Une action qui vient s’ajouter à la décision de la Banque du Japon, qui a acheté environ 17 milliards d’euros, payés en yens.

L’objectif étant d’injecter des yens dans l’économie de manière à éviter l’escalade provoquée contre cette devise par les spéculateurs.

La Suisse et le Japon ont signé un traité de libre-échange en 2009. Le Japon occupe le septième rang pour les exportations helvétiques.

L’économie suisse exporte principalement des produits pharmaceutiques, chimiques et de joaillerie. Elle achète des machines et des produits chimiques.

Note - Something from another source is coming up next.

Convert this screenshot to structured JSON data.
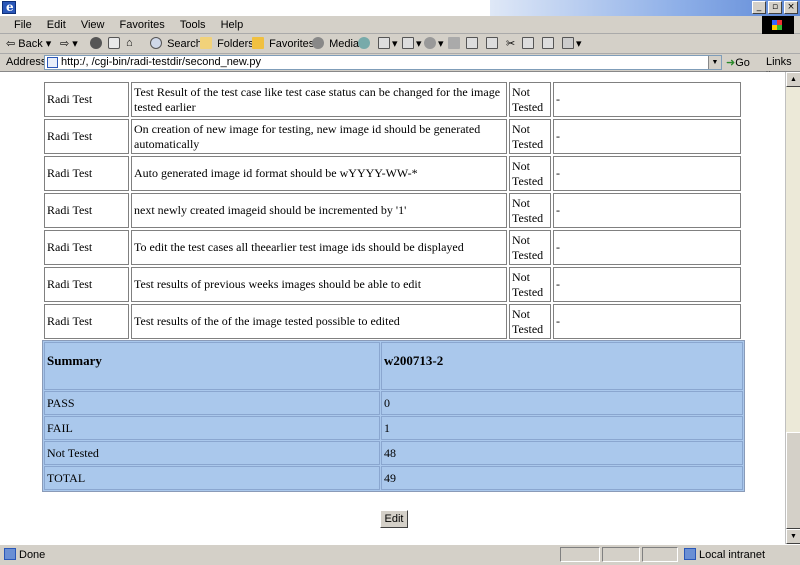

L’Office fédéral de la santé publique (OFSP)  confirme que, pour le moment, la Suisse n’envisage aucune mesure de sécurité visant à retirer du marché des produits alimentaires d’origine japonaise.

Tous les biens actuellement commercialisés (algues, soja, riz) ont été importés avant les événements et les risques nucléaires qui leurs sont liés.

En 2010, les exportations suisses se montaient à un peu plus de 7.3 milliards de francs suisses. Les importations à 3,6 milliards.

La valeur nominale du PIB du Japon en 2010 était de 5,4 milliards de dollars.

Les dégâts consécutifs au tremblement de terre et au tsunami pourraient atteindre 100 milliards de dollars.